Nel 2017 con «Digitale, reale» abbiamo avviato un progetto in tre parti, incentrato sul cambiamento digitale visto attraverso la prospettiva dell’arte. La seconda parte del progetto è dedicata alla pittura, con l’intento di scoprire come questo mezzo espressivo tradizionale reagisca agli stimoli provenienti dai mondi virtuali e dall’intelligenza artificiale. 

Infatti, quasi nessun altro genere artistico è stato sfidato dagli sviluppi tecnici e sociali come la pittura, e per questo motivo ha dovuto spesso reinventarsi.

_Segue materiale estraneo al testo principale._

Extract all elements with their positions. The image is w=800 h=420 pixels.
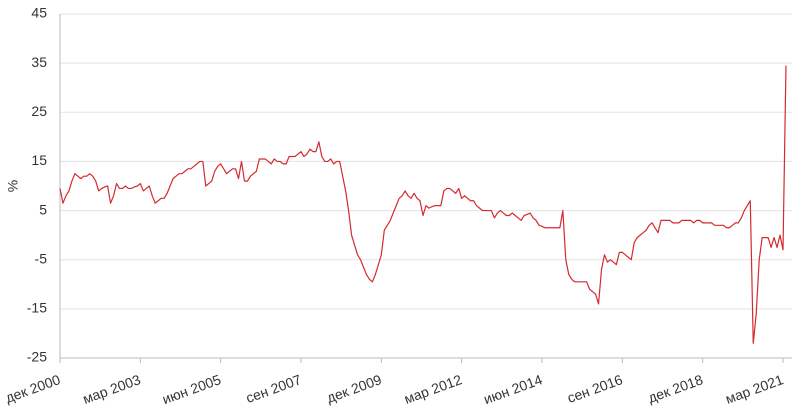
x-tick-label: дек 2009 [324, 371, 383, 406]
y-axis-label: % [5, 180, 21, 192]
x-tick-label: дек 2018 [646, 371, 705, 406]
y-tick-label: 15 [31, 152, 47, 168]
x-tick-label: мар 2021 [723, 371, 785, 407]
y-tick-label: -5 [35, 250, 48, 266]
y-tick-label: 35 [31, 54, 47, 70]
x-tick-label: мар 2012 [402, 371, 464, 407]
x-tick-label: дек 2000 [3, 371, 62, 406]
y-tick-label: -15 [27, 300, 47, 316]
x-tick-label: июн 2014 [481, 371, 544, 407]
x-tick-label: июн 2005 [160, 371, 223, 407]
x-tick-label: мар 2003 [81, 371, 143, 407]
y-tick-label: 45 [31, 5, 47, 21]
y-tick-label: 5 [39, 201, 47, 217]
line-series [59, 65, 787, 344]
y-tick-label: 25 [31, 103, 47, 119]
y-tick-label: -25 [27, 349, 47, 365]
x-tick-label: сен 2007 [244, 371, 304, 406]
x-tick-label: сен 2016 [565, 371, 625, 406]
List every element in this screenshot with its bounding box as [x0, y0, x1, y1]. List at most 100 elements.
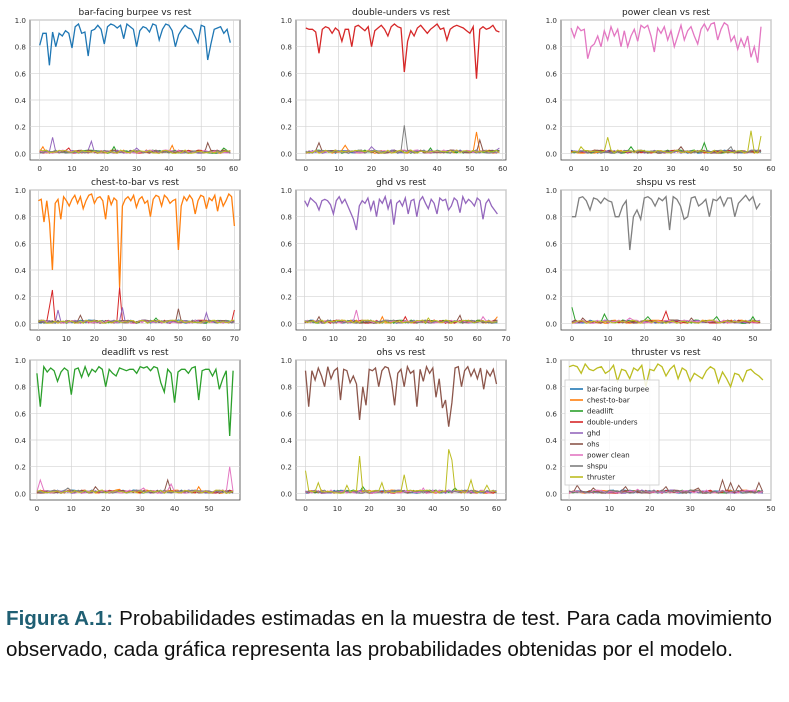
- y-tick-label: 0.4: [281, 266, 293, 275]
- series-line-thruster: [38, 319, 235, 325]
- subplot-ghd: 0.0 0.2 0.4 0.6 0.8 1.0 0 10 20 30 40 50 60 70 ghd vs …: [281, 178, 511, 343]
- y-tick-label: 0.6: [15, 409, 27, 418]
- plot-frame: [560, 189, 772, 331]
- subplot-ohs: 0.0 0.2 0.4 0.6 0.8 1.0 0 10 20 30 40 50 60 ohs vs re…: [281, 348, 507, 513]
- y-tick-label: 0.6: [546, 69, 558, 78]
- x-tick-label: 10: [67, 504, 77, 513]
- x-tick-label: 0: [304, 164, 309, 173]
- series-line-shspu: [568, 489, 764, 494]
- y-tick-label: 0.6: [281, 239, 293, 248]
- y-tick-label: 0.0: [546, 319, 558, 328]
- y-tick-label: 0.8: [281, 383, 293, 392]
- x-tick-label: 0: [570, 334, 575, 343]
- subplot-title: bar-facing burpee vs rest: [79, 8, 192, 18]
- legend-label-shspu: shspu: [587, 463, 608, 471]
- subplot-title: chest-to-bar vs rest: [91, 178, 179, 188]
- x-tick-label: 0: [569, 164, 574, 173]
- y-tick-label: 0.0: [15, 319, 27, 328]
- y-tick-label: 0.0: [15, 149, 27, 158]
- legend-label-deadlift: deadlift: [587, 408, 614, 416]
- x-tick-label: 60: [492, 504, 502, 513]
- x-tick-label: 60: [202, 334, 212, 343]
- subplot-shspu: 0.0 0.2 0.4 0.6 0.8 1.0 0 10 20 30 40 50 shspu vs re…: [546, 178, 772, 343]
- x-tick-label: 0: [302, 334, 307, 343]
- x-tick-label: 10: [600, 164, 610, 173]
- subplot-title: shspu vs rest: [636, 178, 696, 188]
- x-tick-label: 50: [733, 164, 743, 173]
- figure-grid: 0.0 0.2 0.4 0.6 0.8 1.0 0 10 20 30 40 50 60 bar-facin…: [15, 8, 776, 513]
- y-tick-label: 0.2: [546, 123, 557, 132]
- x-tick-label: 50: [748, 334, 758, 343]
- figure-caption: Figura A.1: Probabilidades estimadas en …: [6, 603, 772, 665]
- y-tick-label: 1.0: [546, 186, 558, 195]
- x-tick-label: 40: [146, 334, 156, 343]
- y-tick-label: 0.8: [546, 213, 558, 222]
- plot-frame: [29, 19, 241, 161]
- subplot-power-clean: 0.0 0.2 0.4 0.6 0.8 1.0 0 10 20 30 40 50 60 power cle…: [546, 8, 776, 173]
- x-tick-label: 10: [605, 504, 615, 513]
- y-tick-label: 0.4: [15, 436, 27, 445]
- series-line-thruster: [570, 130, 762, 154]
- caption-label: Figura A.1:: [6, 607, 114, 630]
- legend: bar-facing burpee chest-to-bar deadlift dou…: [564, 379, 660, 486]
- legend-label-bar-facing-burpee: bar-facing burpee: [587, 386, 649, 394]
- y-tick-label: 0.8: [281, 43, 293, 52]
- series-line-thruster: [36, 489, 234, 494]
- x-tick-label: 10: [67, 164, 77, 173]
- legend-label-ghd: ghd: [587, 430, 600, 438]
- plot-frame: [29, 189, 241, 331]
- series-line-ohs: [304, 364, 498, 427]
- x-tick-label: 40: [164, 164, 174, 173]
- y-tick-label: 0.2: [281, 463, 292, 472]
- series-line-power-clean: [305, 487, 497, 494]
- plot-frame: [295, 19, 507, 161]
- x-tick-label: 10: [333, 504, 343, 513]
- plot-frame: [29, 359, 241, 501]
- y-tick-label: 0.6: [546, 409, 558, 418]
- y-tick-label: 1.0: [15, 356, 27, 365]
- series-line-ghd: [304, 194, 498, 231]
- x-tick-label: 50: [204, 504, 214, 513]
- x-tick-label: 20: [90, 334, 100, 343]
- x-tick-label: 30: [676, 334, 686, 343]
- subplot-deadlift: 0.0 0.2 0.4 0.6 0.8 1.0 0 10 20 30 40 50 deadlift vs…: [15, 348, 241, 513]
- x-tick-label: 30: [118, 334, 128, 343]
- subplot-chest-to-bar: 0.0 0.2 0.4 0.6 0.8 1.0 0 10 20 30 40 50 60 70 chest-t…: [15, 178, 241, 343]
- x-tick-label: 50: [444, 334, 454, 343]
- x-tick-label: 30: [386, 334, 396, 343]
- x-tick-label: 40: [712, 334, 722, 343]
- y-tick-label: 0.2: [546, 463, 557, 472]
- x-tick-label: 30: [686, 504, 696, 513]
- x-tick-label: 60: [473, 334, 483, 343]
- legend-label-thruster: thruster: [587, 474, 615, 482]
- series-line-power-clean: [568, 488, 764, 494]
- x-tick-label: 40: [700, 164, 710, 173]
- subplot-title: ghd vs rest: [376, 178, 427, 188]
- x-tick-label: 60: [498, 164, 508, 173]
- x-tick-label: 0: [303, 504, 308, 513]
- y-tick-label: 1.0: [546, 356, 558, 365]
- x-tick-label: 20: [365, 504, 375, 513]
- y-tick-label: 1.0: [281, 16, 293, 25]
- series-line-thruster: [304, 317, 498, 324]
- subplot-thruster: 0.0 0.2 0.4 0.6 0.8 1.0 0 10 20 30 40 50 thruster vs…: [546, 348, 776, 513]
- x-tick-label: 0: [567, 504, 572, 513]
- y-tick-label: 0.8: [15, 213, 27, 222]
- subplot-title: power clean vs rest: [622, 8, 710, 18]
- x-tick-label: 50: [766, 504, 776, 513]
- x-tick-label: 70: [230, 334, 240, 343]
- series-line-deadlift: [36, 364, 234, 437]
- x-tick-label: 20: [358, 334, 368, 343]
- subplot-title: thruster vs rest: [631, 348, 701, 358]
- series-line-ghd: [39, 137, 231, 154]
- x-tick-label: 60: [766, 164, 776, 173]
- x-tick-label: 30: [136, 504, 146, 513]
- x-tick-label: 20: [101, 504, 111, 513]
- x-tick-label: 40: [726, 504, 736, 513]
- series-line-thruster: [39, 149, 231, 154]
- x-tick-label: 50: [465, 164, 475, 173]
- plot-frame: [560, 19, 772, 161]
- y-tick-label: 0.6: [546, 239, 558, 248]
- y-tick-label: 0.6: [15, 69, 27, 78]
- caption-text: Probabilidades estimadas en la muestra d…: [6, 607, 772, 661]
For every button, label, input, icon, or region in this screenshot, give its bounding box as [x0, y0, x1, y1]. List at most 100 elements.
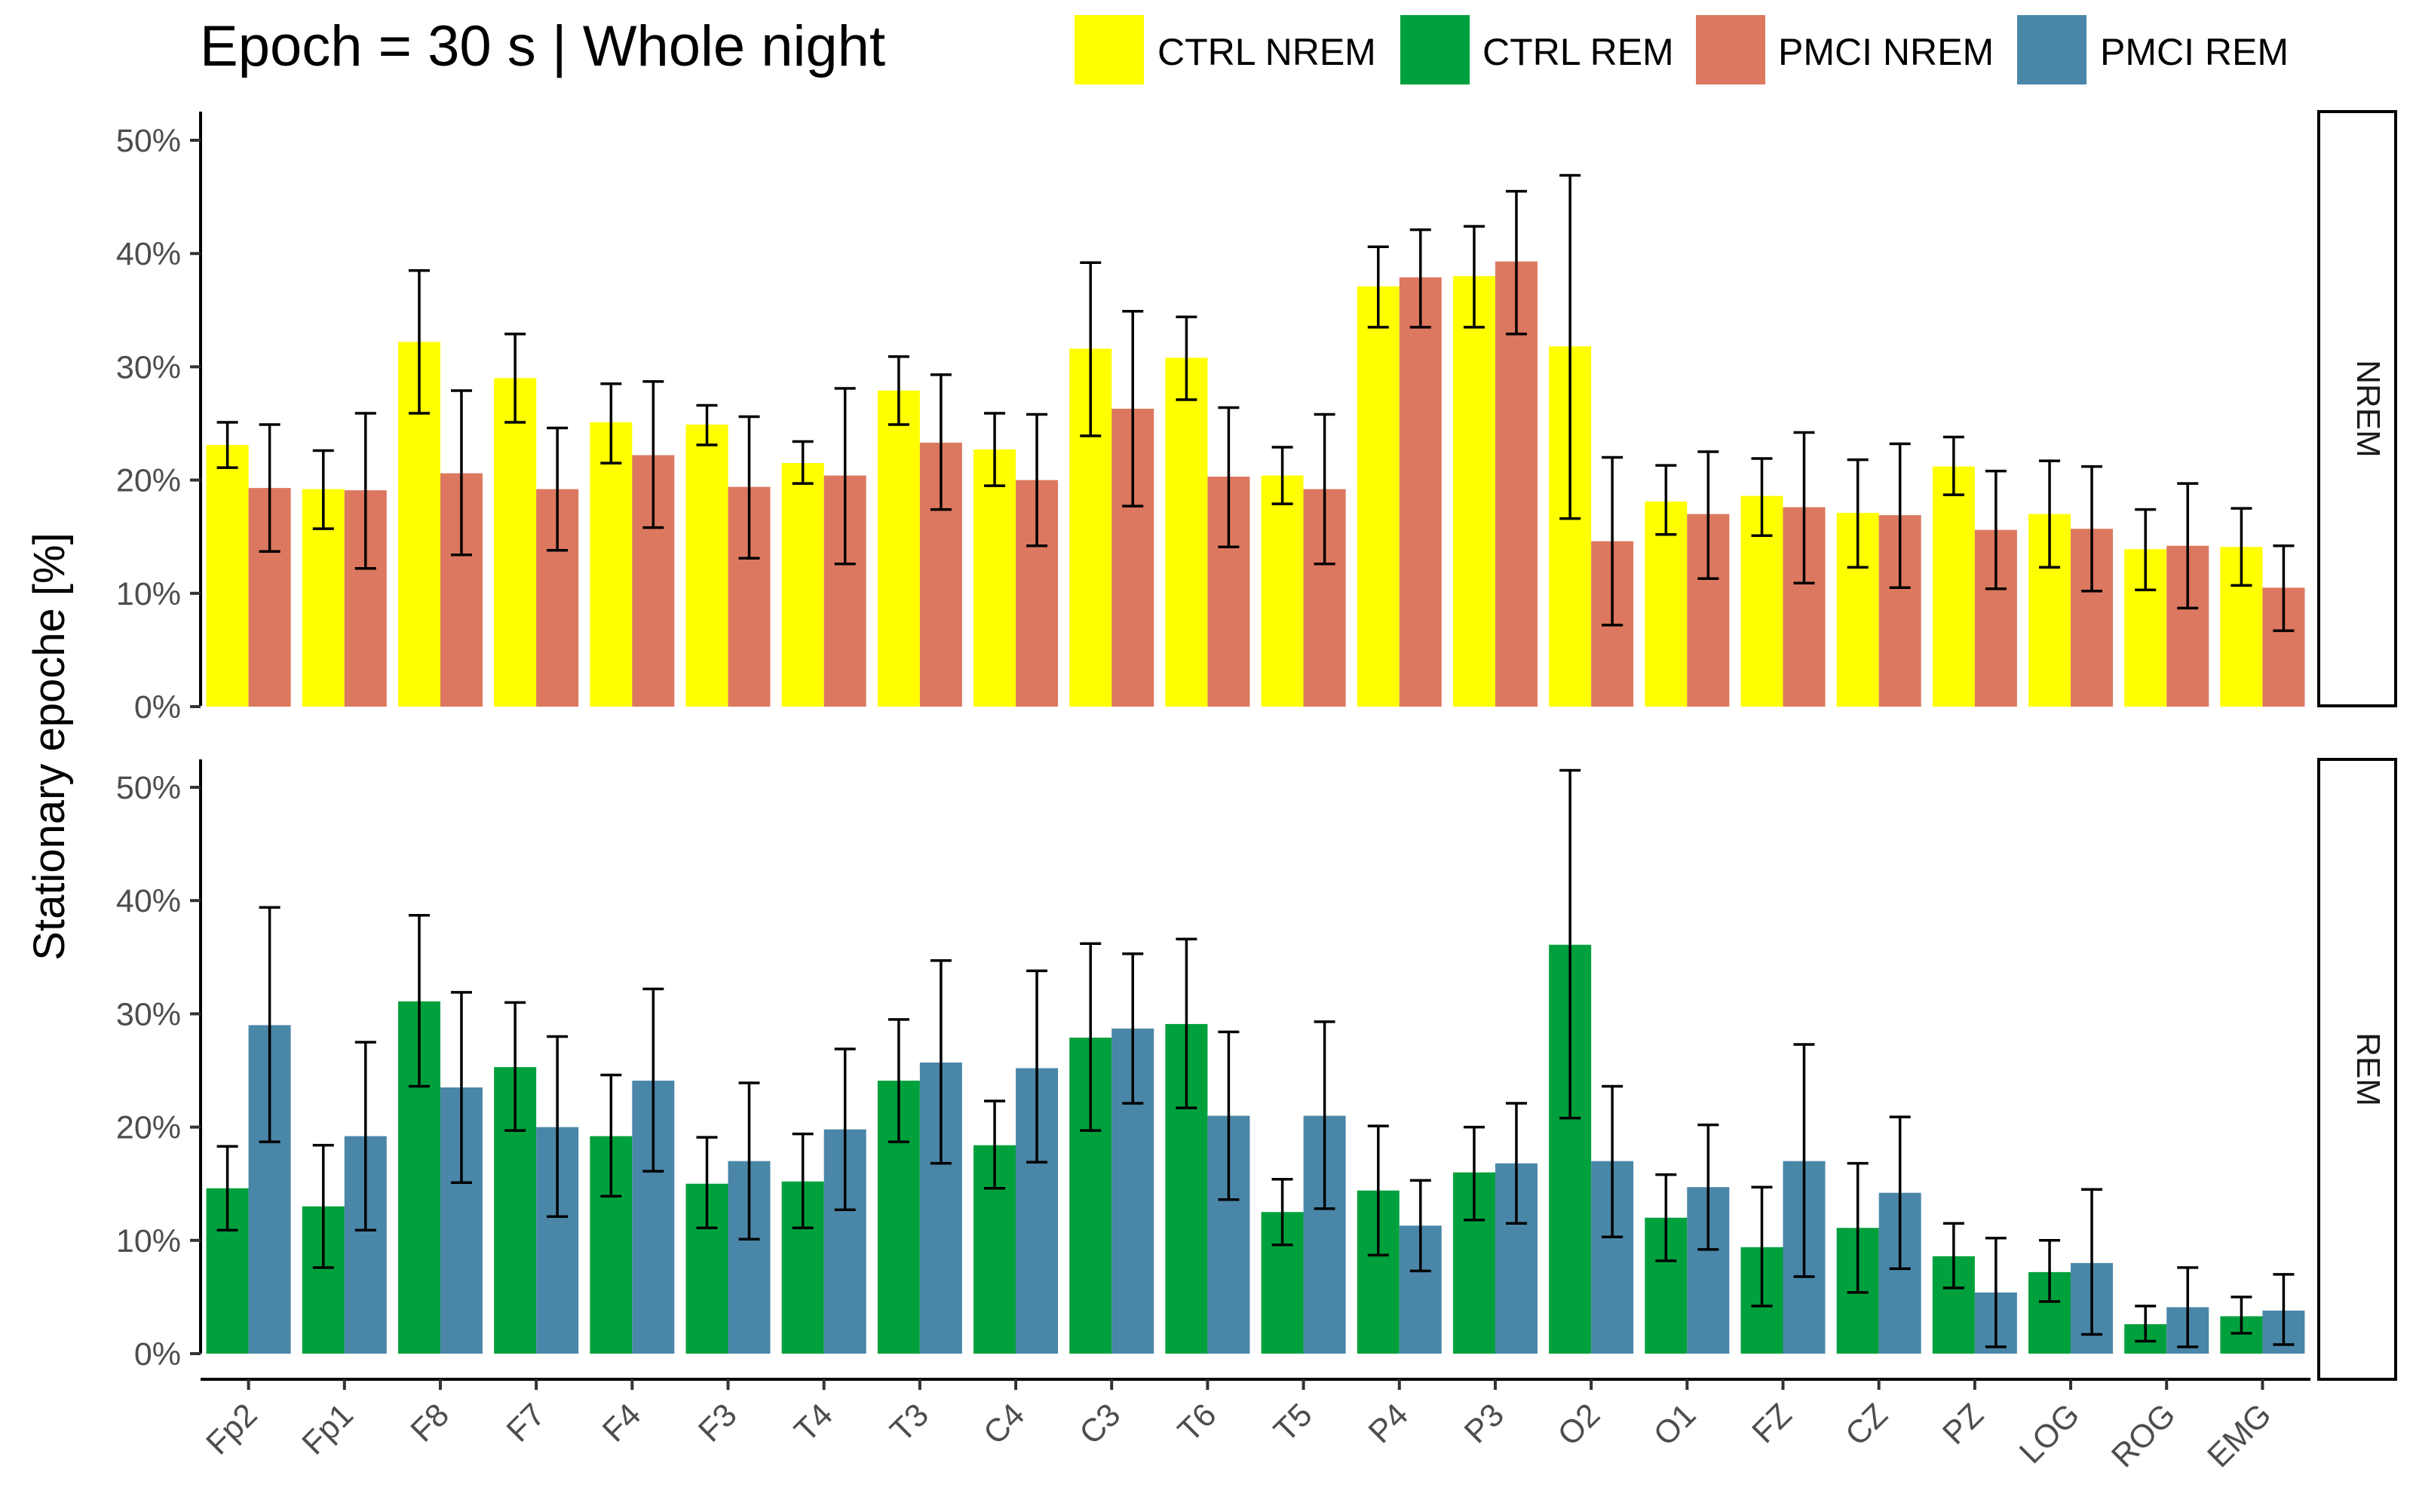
error-bar-ctrl-nrem-p4	[1367, 245, 1389, 329]
error-bar-ctrl-rem-log	[2039, 1239, 2061, 1303]
y-axis-title: Stationary epoche [%]	[25, 532, 74, 960]
error-bar-pmci-rem-log	[2081, 1188, 2103, 1336]
legend-label-pmci-rem: PMCI REM	[2100, 31, 2289, 73]
bar-ctrl-nrem-t3	[877, 390, 920, 707]
nrem-y-tick-label: 0%	[134, 689, 181, 725]
error-bar-ctrl-nrem-pz	[1942, 435, 1964, 496]
nrem-bars	[206, 261, 2305, 707]
error-bar-ctrl-rem-emg	[2231, 1296, 2252, 1335]
rem-error-bars	[216, 768, 2295, 1348]
error-bar-pmci-rem-p3	[1505, 1102, 1527, 1225]
error-bar-ctrl-nrem-fp2	[216, 421, 238, 469]
error-bar-ctrl-nrem-rog	[2135, 508, 2157, 592]
bar-ctrl-nrem-pz	[1932, 466, 1975, 707]
error-bar-pmci-nrem-fz	[1793, 431, 1815, 585]
error-bar-ctrl-rem-o1	[1655, 1173, 1677, 1262]
rem-strip-label: REM	[2350, 1032, 2387, 1106]
error-bar-pmci-nrem-cz	[1889, 442, 1911, 590]
error-bar-pmci-nrem-fp2	[259, 423, 281, 553]
error-bar-pmci-nrem-o1	[1697, 450, 1719, 581]
error-bar-pmci-nrem-p3	[1505, 189, 1527, 336]
bar-pmci-nrem-p4	[1399, 277, 1442, 707]
rem-y-tick-label: 0%	[134, 1336, 181, 1372]
panel-nrem: 0% 10% 20% 30% 40% 50% NREM	[116, 110, 2397, 725]
error-bar-pmci-nrem-t6	[1218, 406, 1240, 548]
error-bar-pmci-nrem-f7	[547, 426, 569, 552]
error-bar-pmci-nrem-t5	[1314, 413, 1335, 566]
error-bar-ctrl-rem-c3	[1080, 942, 1102, 1132]
error-bar-pmci-rem-t6	[1218, 1030, 1240, 1201]
bar-ctrl-nrem-fp2	[206, 445, 249, 707]
nrem-y-tick-label: 30%	[116, 349, 181, 385]
error-bar-ctrl-rem-o2	[1559, 768, 1581, 1120]
error-bar-ctrl-rem-f8	[408, 913, 430, 1088]
error-bar-ctrl-nrem-fp1	[312, 449, 334, 530]
error-bar-pmci-nrem-o2	[1602, 455, 1623, 627]
error-bar-ctrl-rem-t4	[792, 1132, 814, 1230]
error-bar-pmci-rem-t5	[1314, 1020, 1335, 1210]
error-bar-ctrl-rem-fz	[1751, 1185, 1773, 1308]
rem-strip	[2317, 758, 2397, 1381]
bar-ctrl-nrem-f7	[494, 378, 537, 707]
panel-rem: 0% 10% 20% 30% 40% 50% REM	[116, 758, 2397, 1381]
error-bar-pmci-nrem-c3	[1122, 310, 1144, 508]
rem-y-tick-label: 40%	[116, 883, 181, 919]
error-bar-ctrl-rem-t5	[1271, 1177, 1293, 1247]
error-bar-ctrl-rem-c4	[984, 1099, 1006, 1190]
error-bar-ctrl-nrem-t3	[888, 355, 909, 426]
rem-y-tick-label: 20%	[116, 1110, 181, 1146]
error-bar-pmci-nrem-f8	[450, 389, 472, 557]
error-bar-ctrl-rem-fp1	[312, 1143, 334, 1269]
legend-label-ctrl-rem: CTRL REM	[1482, 31, 1674, 73]
nrem-y-axis: 0% 10% 20% 30% 40% 50%	[116, 112, 202, 725]
error-bar-ctrl-nrem-log	[2039, 459, 2061, 569]
rem-y-tick-label: 50%	[116, 770, 181, 806]
bar-pmci-nrem-p3	[1495, 261, 1538, 707]
error-bar-pmci-nrem-t3	[930, 373, 952, 511]
nrem-y-tick-label: 20%	[116, 463, 181, 499]
error-bar-ctrl-nrem-f3	[696, 403, 718, 446]
bar-ctrl-nrem-t6	[1165, 357, 1208, 707]
error-bar-pmci-rem-f4	[642, 987, 664, 1173]
error-bar-ctrl-rem-pz	[1942, 1222, 1964, 1290]
error-bar-pmci-rem-f8	[450, 991, 472, 1184]
error-bar-ctrl-nrem-cz	[1847, 458, 1869, 569]
error-bar-ctrl-nrem-o2	[1559, 173, 1581, 520]
error-bar-pmci-rem-f7	[547, 1035, 569, 1219]
error-bar-ctrl-nrem-f7	[504, 333, 526, 424]
error-bar-pmci-rem-fz	[1793, 1043, 1815, 1278]
chart-title: Epoch = 30 s | Whole night	[200, 14, 885, 78]
bar-ctrl-nrem-o1	[1645, 501, 1688, 707]
legend-swatch-ctrl-rem	[1400, 15, 1470, 84]
legend-swatch-pmci-rem	[2017, 15, 2086, 84]
error-bar-pmci-rem-pz	[1985, 1237, 2007, 1348]
error-bar-ctrl-nrem-t4	[792, 440, 814, 485]
error-bar-ctrl-nrem-t6	[1176, 315, 1197, 401]
nrem-error-bars	[216, 173, 2295, 633]
rem-y-tick-label: 10%	[116, 1223, 181, 1259]
error-bar-pmci-rem-p4	[1409, 1179, 1431, 1273]
error-bar-pmci-rem-c4	[1026, 969, 1048, 1164]
error-bar-ctrl-rem-f3	[696, 1136, 718, 1230]
error-bar-pmci-rem-o1	[1697, 1123, 1719, 1251]
error-bar-ctrl-rem-t3	[888, 1018, 909, 1143]
error-bar-pmci-nrem-emg	[2273, 544, 2295, 633]
error-bar-pmci-rem-t4	[834, 1047, 856, 1211]
bar-ctrl-nrem-f3	[685, 425, 728, 707]
rem-y-tick-label: 30%	[116, 996, 181, 1032]
error-bar-pmci-rem-f3	[738, 1081, 760, 1241]
error-bar-ctrl-rem-p3	[1463, 1125, 1485, 1222]
nrem-strip-label: NREM	[2350, 360, 2387, 458]
error-bar-pmci-nrem-p4	[1409, 228, 1431, 329]
legend-swatch-ctrl-nrem	[1075, 15, 1144, 84]
nrem-strip	[2317, 110, 2397, 707]
rem-y-axis: 0% 10% 20% 30% 40% 50%	[116, 759, 202, 1372]
error-bar-pmci-nrem-f3	[738, 415, 760, 560]
error-bar-pmci-rem-t3	[930, 959, 952, 1165]
error-bar-ctrl-nrem-t5	[1271, 446, 1293, 505]
error-bar-ctrl-nrem-f4	[600, 382, 622, 465]
error-bar-ctrl-rem-f4	[600, 1073, 622, 1198]
legend-swatch-pmci-nrem	[1696, 15, 1765, 84]
legend: CTRL NREM CTRL REM PMCI NREM PMCI REM	[1075, 15, 2289, 84]
legend-label-pmci-nrem: PMCI NREM	[1778, 31, 1994, 73]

Abbiamo invitato due pittori che a prima vista non sono legati al mondo digitale: Hanspeter Hofmann e Thomas Werner. Tuttavia le loro opere sembrano riflessioni contemporanee sui processi fluidi fra mondo digitale e reale. Hofmann e Werner traggono ispirazione dalla scienza e dalla ricerca, sono stimolati dalla marea di immagini eterogenee presenti in Internet e con la loro estetica reagiscono anche a fenomeni di life-style. A entrambi gli artisti interessa un’immagine frammentata e chiusa in sé stessa della realtà, in modo sperimentale, inatteso e iridescente.

Gli artisti

Thomas Werner (nato nel 1957) vive a Francoforte sul Meno. Ha studiato all’Accademia d’arte di Karlsruhe con Georg Baselitz. Diversa è invece la biografia di Hanspeter Hofmann (nato nel 1960) che vive a Basilea: dopo una carriera di successo nel campo della ricerca chimica ha scelto di dedicarsi all’arte soltanto agli inizi degli anni Novanta. Due pittori con due diverse biografie, ma quello che accumuna entrambi è il loro sguardo analitico e il loro profondo interesse verso la forza emotiva della pittura. A livello internazionale Hanspeter Hofmann e Thomas Werner hanno già presentato le loro opere nel corso di numerose esposizioni personali e di gruppo e sono presenti in rinomate collezioni d’arte. A Berna questi due artisti vengono esposti per la prima volta.